Çekimlere başlamadan önce defalarca maketler üzerinde geminin batışının ne şekilde olduğunu inceleyen Cameron, her şeyin gerçeğe uygun olması için her şeyi ince ince işlemiş. James Cameron’ın bu film için ne kadar detaylı düşündüğünü ‘‘James Cameron ile 20 Yıl Sonra Titanik’’ belgeselinden izleyebilirsiniz. Ayrıca Titanik filmi tarihin en maliyetli filmi olmasıyla ve o zamana kadar ki en çok kazanç getiren filmi olmasıyla da hatırlanır.
Filmde titanik 1. Sınıf yolcularından Rose (Kate Winslet) ile gemiye tesadüf eseri binen bir Jack‘in (Leonardo DiCaprio) gemide yaşadıkları aşk anlatılıyor. Film iki ayrı zamanda geçiyor; geminin yola çıkmasından, kaza olana kadarki süreç ve kazadan yıllar sonra batıkta bulunan bir tablodan yola çıkılarak ulaşılan Rose’un gazetecilere verdiği röportaj anı. Film bu iki zaman arasındaki gelgitlerle ve Rose’un yaşadığı geriye dönük hatıralarıyla ilerler.
James Cameron ayrıca verdiği röportajlarda filmi çeken iki genç başrol oyuncusunun ve diğer bütün ekibin de çok hevesli çalıştığını hatta hiçbir sette böyle bir çalışma ortamı görmediğinden de bahseder. Titanik filmi hem Cameron’ın idealist yaklaşımı hem de oyuncuların ve diğer set çalışanlarının da çok iyi bir performans göstermesiyle sinema tarihinin en başarılı filmlerinden birisi olmuştur.
Avatar ve Günümüz
Titanik filminde gösterdiği başarının ardından uzun metraj filmlere ara veren James Cameron televizyonda yayınlanması için Dark-Angel adında bir bilim kurgu dizisi yapmıştı. Bu dönemde belgesel çekimleriyle de uğraşan James Cameron bu alanda da idealist yaklaşımı sayesinde başarı elde etti. Expedition: Bismarck (2002) belgeselinde Atlantik okyanusunun derinliklerine inerek bir Emmy kazanmayı başardı. 2009 yılına geldiğimizdeyse James Cameron uzun metrajlı film üretmeye Avatar (2009) ile geri döndü.

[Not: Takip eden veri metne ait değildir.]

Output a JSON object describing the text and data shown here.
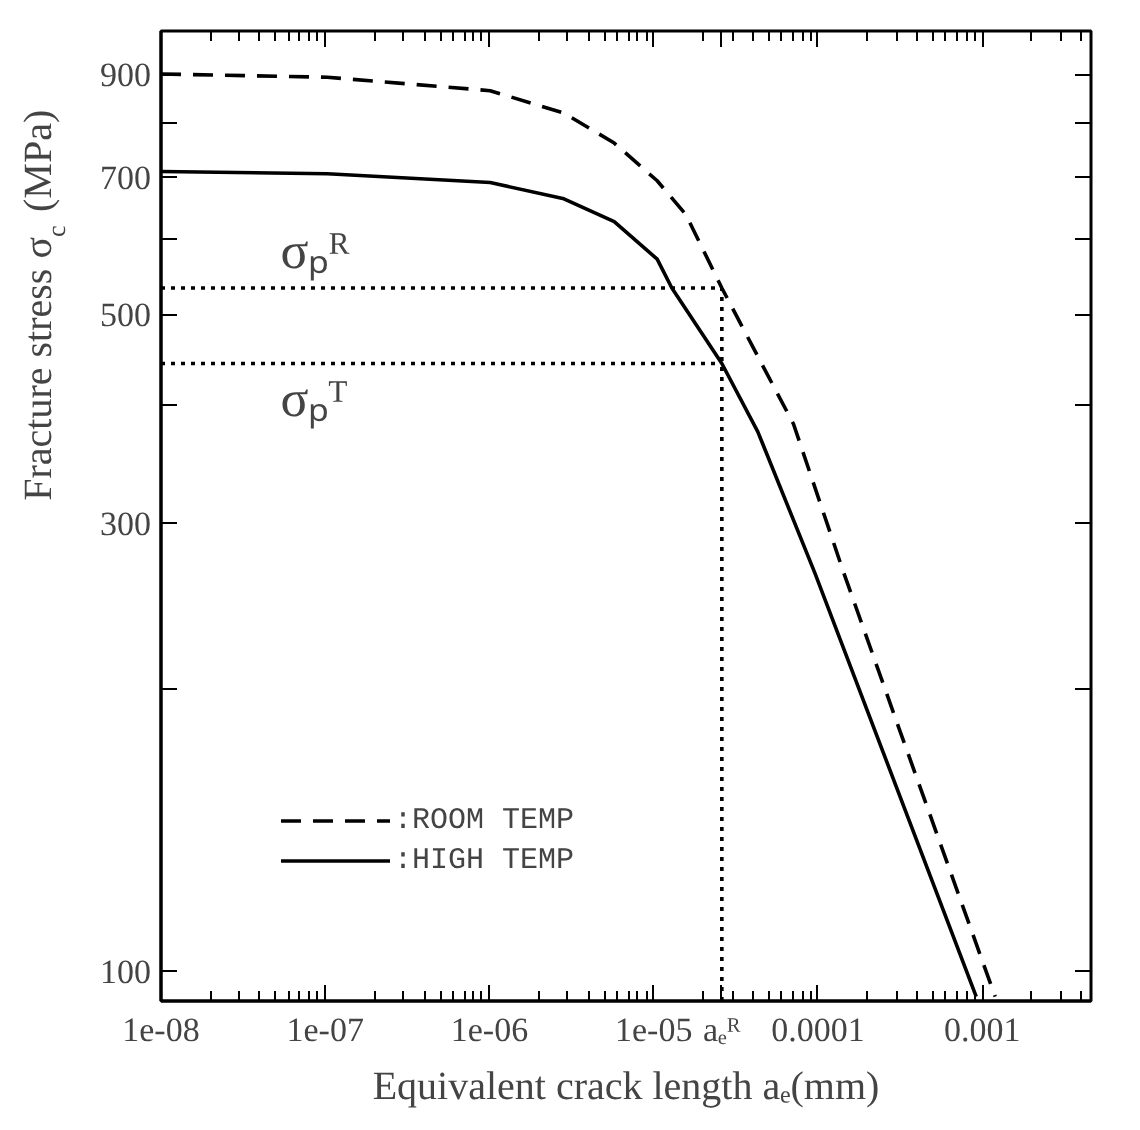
{
  "chart_data": {
    "type": "line",
    "xlabel": "Equivalent crack length aₑ(mm)",
    "ylabel": "Fracture stress σ$_{c}$ (MPa)",
    "log": "xy",
    "xlim": [
      1e-08,
      0.0046
    ],
    "ylim": [
      93,
      1000
    ],
    "xticks": [
      {
        "value": 1e-08,
        "label": "1e-08"
      },
      {
        "value": 1e-07,
        "label": "1e-07"
      },
      {
        "value": 1e-06,
        "label": "1e-06"
      },
      {
        "value": 1e-05,
        "label": "1e-05"
      },
      {
        "value": 2.6e-05,
        "label": "aₑᴿ"
      },
      {
        "value": 0.0001,
        "label": "0.0001"
      },
      {
        "value": 0.001,
        "label": "0.001"
      }
    ],
    "yticks": [
      100,
      {
        "value": 200,
        "label": null
      },
      300,
      {
        "value": 400,
        "label": null
      },
      500,
      {
        "value": 600,
        "label": null
      },
      700,
      {
        "value": 800,
        "label": null
      },
      900
    ],
    "legend": "bottom left",
    "grid": false,
    "series": [
      {
        "name": ":ROOM TEMP",
        "color": "#000000",
        "line_style": "dashed",
        "x": [
          1e-08,
          1.03e-07,
          1.01e-06,
          2.84e-06,
          5.75e-06,
          1.05e-05,
          1.57e-05,
          2.6e-05,
          4.3e-05,
          7.1e-05,
          0.000144,
          0.00032,
          0.0012
        ],
        "values": [
          900,
          893,
          864,
          818,
          760,
          693,
          638,
          533,
          451,
          382,
          265,
          179,
          94
        ]
      },
      {
        "name": ":HIGH TEMP",
        "color": "#000000",
        "line_style": "solid",
        "x": [
          1e-08,
          1.03e-07,
          1.01e-06,
          2.84e-06,
          5.75e-06,
          1.05e-05,
          1.29e-05,
          2.6e-05,
          4.3e-05,
          9.6e-05,
          0.00092
        ],
        "values": [
          709,
          705,
          690,
          663,
          627,
          572,
          533,
          443,
          375,
          265,
          94
        ]
      },
      {
        "color": "#000000",
        "line_style": "dotted",
        "x": [
          1e-08,
          2.6e-05
        ],
        "values": [
          533,
          533
        ]
      },
      {
        "color": "#000000",
        "line_style": "dotted",
        "x": [
          1e-08,
          2.6e-05
        ],
        "values": [
          443,
          443
        ]
      },
      {
        "color": "#000000",
        "line_style": "dotted",
        "x": [
          2.6e-05,
          2.6e-05
        ],
        "values": [
          93,
          533
        ]
      }
    ],
    "annotations": [
      {
        "text": "σₚᴿ",
        "x": 2e-08,
        "y": 533
      },
      {
        "text": "σₚᵀ",
        "x": 2e-08,
        "y": 443
      }
    ]
  }
}
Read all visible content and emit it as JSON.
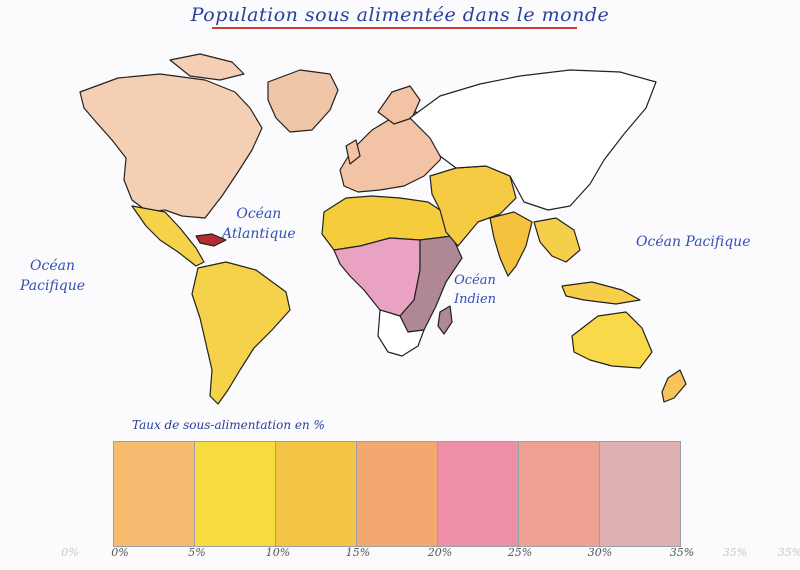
{
  "title": "Population sous alimentée dans le monde",
  "oceans": {
    "atlantique_line1": "Océan",
    "atlantique_line2": "Atlantique",
    "pacifique_left_line1": "Océan",
    "pacifique_left_line2": "Pacifique",
    "pacifique_right": "Océan Pacifique",
    "indien_line1": "Océan",
    "indien_line2": "Indien"
  },
  "legend": {
    "title": "Taux de sous-alimentation en %",
    "classes": [
      {
        "color": "#f5bb6e"
      },
      {
        "color": "#f8dc3f"
      },
      {
        "color": "#f4c447"
      },
      {
        "color": "#f3a86f"
      },
      {
        "color": "#ee8fa8"
      },
      {
        "color": "#f0a292"
      },
      {
        "color": "#ddb0b2"
      }
    ],
    "ticks": [
      "0%",
      "0%",
      "5%",
      "10%",
      "15%",
      "20%",
      "25%",
      "30%",
      "35%",
      "35%",
      "35%"
    ]
  },
  "region_colors": {
    "north_america": "#f5cfb3",
    "greenland": "#efc7a8",
    "europe": "#f2c3a4",
    "latin_america": "#f6d14a",
    "cuba": "#b52b35",
    "sahel_north_africa": "#f5cc3c",
    "central_africa_pink": "#e9a2c1",
    "east_africa_dark": "#b08895",
    "southern_africa": "#ffffff",
    "middle_east_asia": "#f6cb44",
    "russia_china": "#ffffff",
    "india": "#f4c23d",
    "southeast_asia": "#f6cf4a",
    "australia": "#f9d94a",
    "new_zealand": "#f6c45a",
    "madagascar": "#b08895"
  }
}
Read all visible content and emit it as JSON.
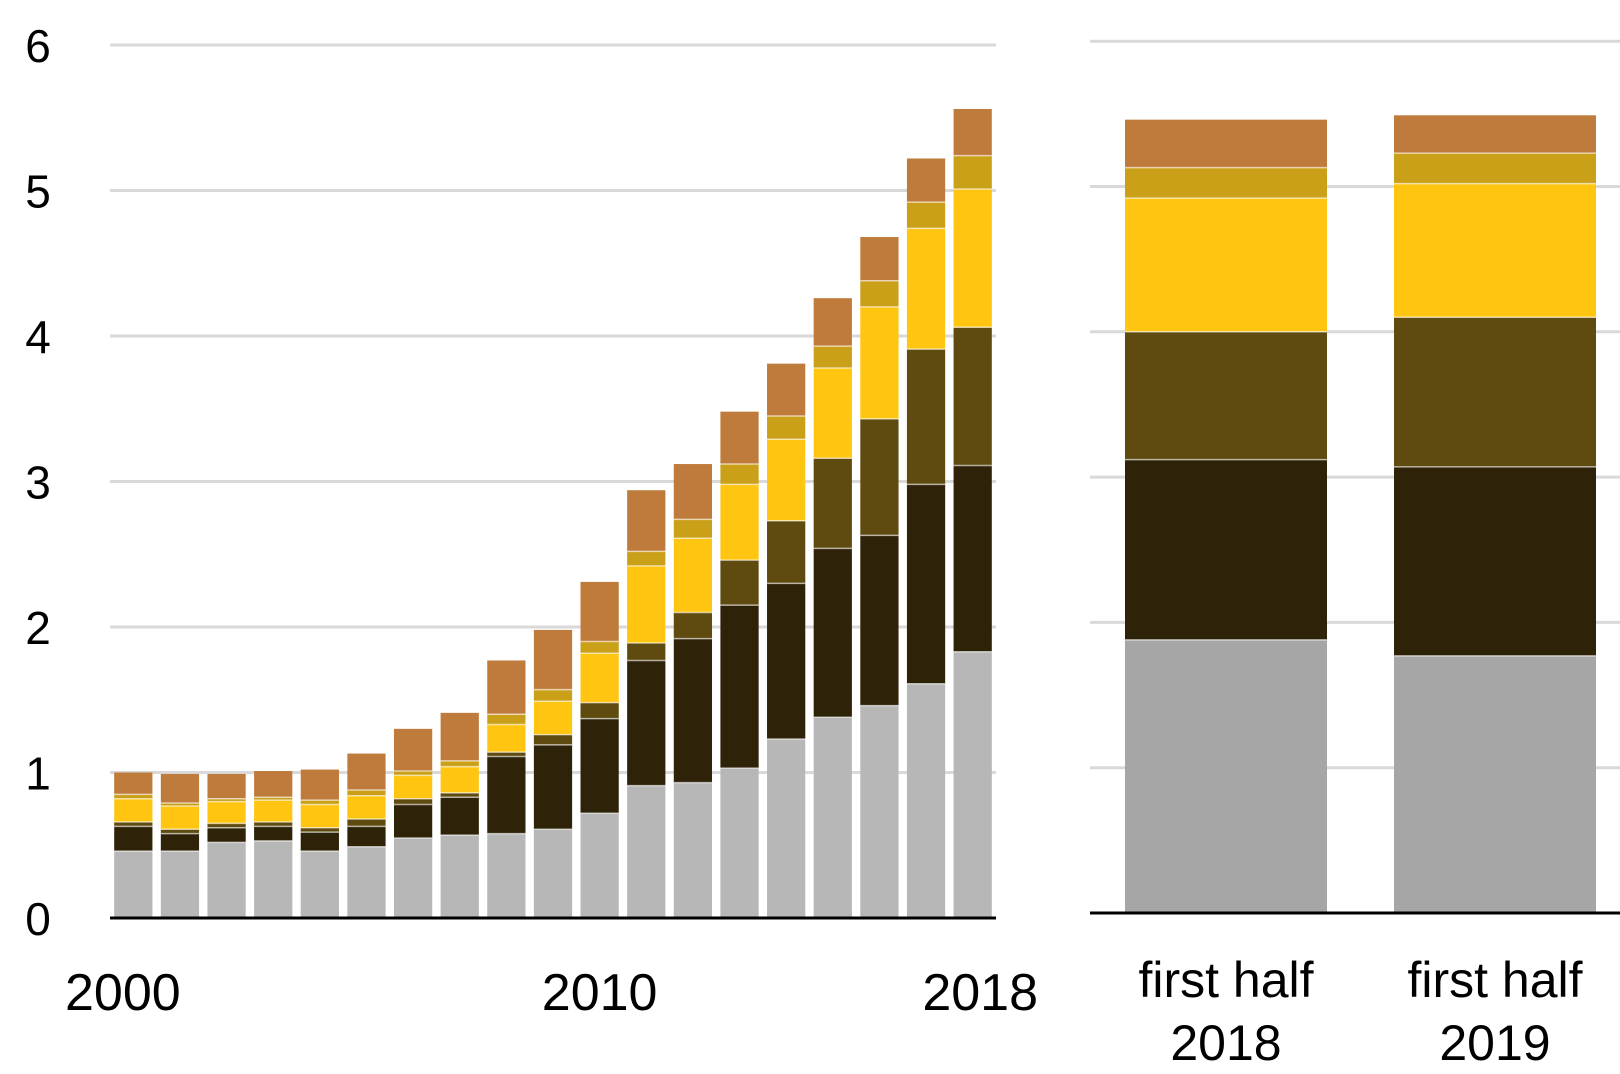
{
  "colors": {
    "grid": "#d9d9d9",
    "axis": "#000000",
    "series": [
      "#b7b7b7",
      "#2e2208",
      "#5f4a10",
      "#ffc510",
      "#c9a018",
      "#bf7b3b"
    ],
    "right_base": "#a6a6a6"
  },
  "chart_data": [
    {
      "type": "bar",
      "stacked": true,
      "title": "",
      "xlabel": "",
      "ylabel": "",
      "ylim": [
        0,
        6
      ],
      "y_ticks": [
        "0",
        "1",
        "2",
        "3",
        "4",
        "5",
        "6"
      ],
      "x_tick_labels": [
        {
          "category": "2000",
          "label": "2000"
        },
        {
          "category": "2010",
          "label": "2010"
        },
        {
          "category": "2018",
          "label": "2018"
        }
      ],
      "grid": true,
      "legend": "none",
      "categories": [
        "2000",
        "2001",
        "2002",
        "2003",
        "2004",
        "2005",
        "2006",
        "2007",
        "2008",
        "2009",
        "2010",
        "2011",
        "2012",
        "2013",
        "2014",
        "2015",
        "2016",
        "2017",
        "2018"
      ],
      "series": [
        {
          "values": [
            0.46,
            0.46,
            0.52,
            0.53,
            0.46,
            0.49,
            0.55,
            0.57,
            0.58,
            0.61,
            0.72,
            0.91,
            0.93,
            1.03,
            1.23,
            1.38,
            1.46,
            1.61,
            1.83
          ]
        },
        {
          "values": [
            0.17,
            0.12,
            0.1,
            0.1,
            0.13,
            0.14,
            0.23,
            0.26,
            0.53,
            0.58,
            0.65,
            0.86,
            0.99,
            1.12,
            1.07,
            1.16,
            1.17,
            1.37,
            1.28
          ]
        },
        {
          "values": [
            0.03,
            0.03,
            0.03,
            0.03,
            0.03,
            0.05,
            0.04,
            0.03,
            0.03,
            0.07,
            0.11,
            0.12,
            0.18,
            0.31,
            0.43,
            0.62,
            0.8,
            0.93,
            0.95
          ]
        },
        {
          "values": [
            0.16,
            0.16,
            0.15,
            0.15,
            0.16,
            0.16,
            0.16,
            0.18,
            0.19,
            0.23,
            0.34,
            0.53,
            0.51,
            0.52,
            0.56,
            0.62,
            0.77,
            0.83,
            0.95
          ]
        },
        {
          "values": [
            0.03,
            0.02,
            0.02,
            0.02,
            0.03,
            0.04,
            0.03,
            0.04,
            0.07,
            0.08,
            0.08,
            0.1,
            0.13,
            0.14,
            0.16,
            0.15,
            0.18,
            0.18,
            0.23
          ]
        },
        {
          "values": [
            0.15,
            0.2,
            0.17,
            0.18,
            0.21,
            0.25,
            0.29,
            0.33,
            0.37,
            0.41,
            0.41,
            0.42,
            0.38,
            0.36,
            0.36,
            0.33,
            0.3,
            0.3,
            0.32
          ]
        }
      ]
    },
    {
      "type": "bar",
      "stacked": true,
      "title": "",
      "xlabel": "",
      "ylabel": "",
      "ylim": [
        0,
        6
      ],
      "grid": true,
      "legend": "none",
      "categories": [
        [
          "first half",
          "2018"
        ],
        [
          "first half",
          "2019"
        ]
      ],
      "series": [
        {
          "values": [
            1.88,
            1.77
          ]
        },
        {
          "values": [
            1.24,
            1.3
          ]
        },
        {
          "values": [
            0.88,
            1.03
          ]
        },
        {
          "values": [
            0.92,
            0.92
          ]
        },
        {
          "values": [
            0.21,
            0.21
          ]
        },
        {
          "values": [
            0.33,
            0.26
          ]
        }
      ]
    }
  ]
}
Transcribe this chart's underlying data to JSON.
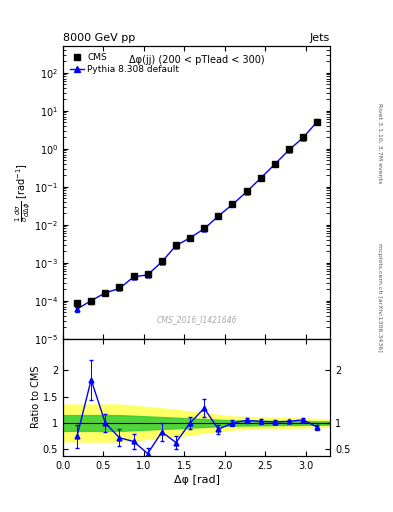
{
  "title": "8000 GeV pp",
  "title_right": "Jets",
  "annotation": "Δφ(jj) (200 < pTlead < 300)",
  "watermark": "CMS_2016_I1421646",
  "rivet_label": "Rivet 3.1.10, 3.7M events",
  "arxiv_label": "mcplots.cern.ch [arXiv:1306.3436]",
  "xlabel": "Δφ [rad]",
  "ylabel": "$\\frac{1}{\\sigma}\\frac{d\\sigma}{d\\Delta\\phi}$ [rad$^{-1}$]",
  "ylabel_ratio": "Ratio to CMS",
  "xlim": [
    0.0,
    3.3
  ],
  "ylim_main": [
    1e-05,
    500
  ],
  "ylim_ratio": [
    0.38,
    2.6
  ],
  "cms_x": [
    0.175,
    0.349,
    0.524,
    0.698,
    0.873,
    1.047,
    1.222,
    1.396,
    1.571,
    1.745,
    1.92,
    2.094,
    2.269,
    2.443,
    2.618,
    2.793,
    2.967,
    3.142
  ],
  "cms_y": [
    8.5e-05,
    9.5e-05,
    0.00016,
    0.00023,
    0.00045,
    0.0005,
    0.0011,
    0.003,
    0.0045,
    0.008,
    0.017,
    0.035,
    0.075,
    0.17,
    0.4,
    0.95,
    2.0,
    5.0
  ],
  "cms_yerr": [
    1.5e-05,
    1.5e-05,
    2e-05,
    3e-05,
    5e-05,
    6e-05,
    0.0001,
    0.0002,
    0.0003,
    0.0004,
    0.0008,
    0.0015,
    0.003,
    0.007,
    0.015,
    0.03,
    0.06,
    0.15
  ],
  "mc_x": [
    0.175,
    0.349,
    0.524,
    0.698,
    0.873,
    1.047,
    1.222,
    1.396,
    1.571,
    1.745,
    1.92,
    2.094,
    2.269,
    2.443,
    2.618,
    2.793,
    2.967,
    3.142
  ],
  "mc_y": [
    6e-05,
    0.0001,
    0.00016,
    0.00021,
    0.00042,
    0.00048,
    0.00105,
    0.0028,
    0.0045,
    0.0078,
    0.0168,
    0.034,
    0.073,
    0.168,
    0.39,
    0.93,
    1.95,
    5.2
  ],
  "mc_yerr": [
    1e-05,
    5e-06,
    8e-06,
    1e-05,
    2e-05,
    3e-05,
    5e-05,
    0.0001,
    0.00015,
    0.0002,
    0.0004,
    0.0007,
    0.0015,
    0.003,
    0.007,
    0.015,
    0.04,
    0.1
  ],
  "ratio_y": [
    0.75,
    1.82,
    1.0,
    0.72,
    0.65,
    0.42,
    0.83,
    0.63,
    1.0,
    1.28,
    0.88,
    1.0,
    1.05,
    1.03,
    1.02,
    1.03,
    1.06,
    0.92
  ],
  "ratio_yerr": [
    0.22,
    0.38,
    0.18,
    0.16,
    0.14,
    0.11,
    0.17,
    0.12,
    0.11,
    0.17,
    0.08,
    0.06,
    0.05,
    0.04,
    0.04,
    0.035,
    0.04,
    0.05
  ],
  "green_band_x": [
    0.0,
    0.7,
    1.4,
    2.1,
    3.3
  ],
  "green_band_lo": [
    0.85,
    0.85,
    0.9,
    0.95,
    0.97
  ],
  "green_band_hi": [
    1.15,
    1.15,
    1.1,
    1.05,
    1.03
  ],
  "yellow_band_x": [
    0.0,
    0.7,
    1.4,
    2.1,
    3.3
  ],
  "yellow_band_lo": [
    0.65,
    0.65,
    0.75,
    0.88,
    0.93
  ],
  "yellow_band_hi": [
    1.35,
    1.35,
    1.25,
    1.12,
    1.07
  ],
  "cms_color": "black",
  "mc_color": "blue",
  "cms_marker": "s",
  "mc_marker": "^",
  "bg_color": "#ffffff",
  "green_color": "#33cc33",
  "yellow_color": "#ffff66"
}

Avatar filmi bu zamana kadar bahsettiğimiz Cameron filmleri gibi muhteşem ötesi görsel efektleri ve işlediği konunun orijinalliği sebebiyle çok başarılı oldu. Titanik filminin de rekorunu geçerek 2,7 milyar dolarlık kazancı ile en çok gelir sağlayan film oldu. Filmin ana temasından bahsedecek olursak; dünyadaki enerji krizini çözmek adına Pandora gezegenine gidilir ve oradan dünyada bulunmayan kaynakları toplamak adına bir görev düzenlenir. Pandora’da yaşayabilmek için bir cihaz yardımıyla oranın yerlileri olan Na’vi ırkından avatarların bedenlerine girerler. Bu görevde filmin baş karakteri Jake Sully (Sam Worthington) yer almaktadır. Jake’in bir yerli olan Neytiri (Zoe Saldaña) tarafından kurtarılması ile Jake Na’vi kültürünü ve yaşamını benimsemeye başlar ve her şey planlandığından çok farklı ilerler.
James Cameron Na’Vi ırkının rengini seçerken hiçbir uzaylının mavi renkte olmadığını düşünmüş ve ayrıca kendine has bir mavi olması için Hindu inancındaki Tanrı Vişnu’dan esinlenilmiştir. Bunun gibi birçok detayıyla Avatar fazlasıyla kendine has bir film olmuştur. James Cameron ikinci ve sonraki filmlerdeki gecikmeyi de bu detaycılığına bağlıyor. İkinci ve üçüncü film tutmazsa dört ve beşin de gelmeyeceğini belirten Cameron, ikinci filmde yakaladığı başarıyla bizlere devam filmleri için de mesajını vermiş oldu.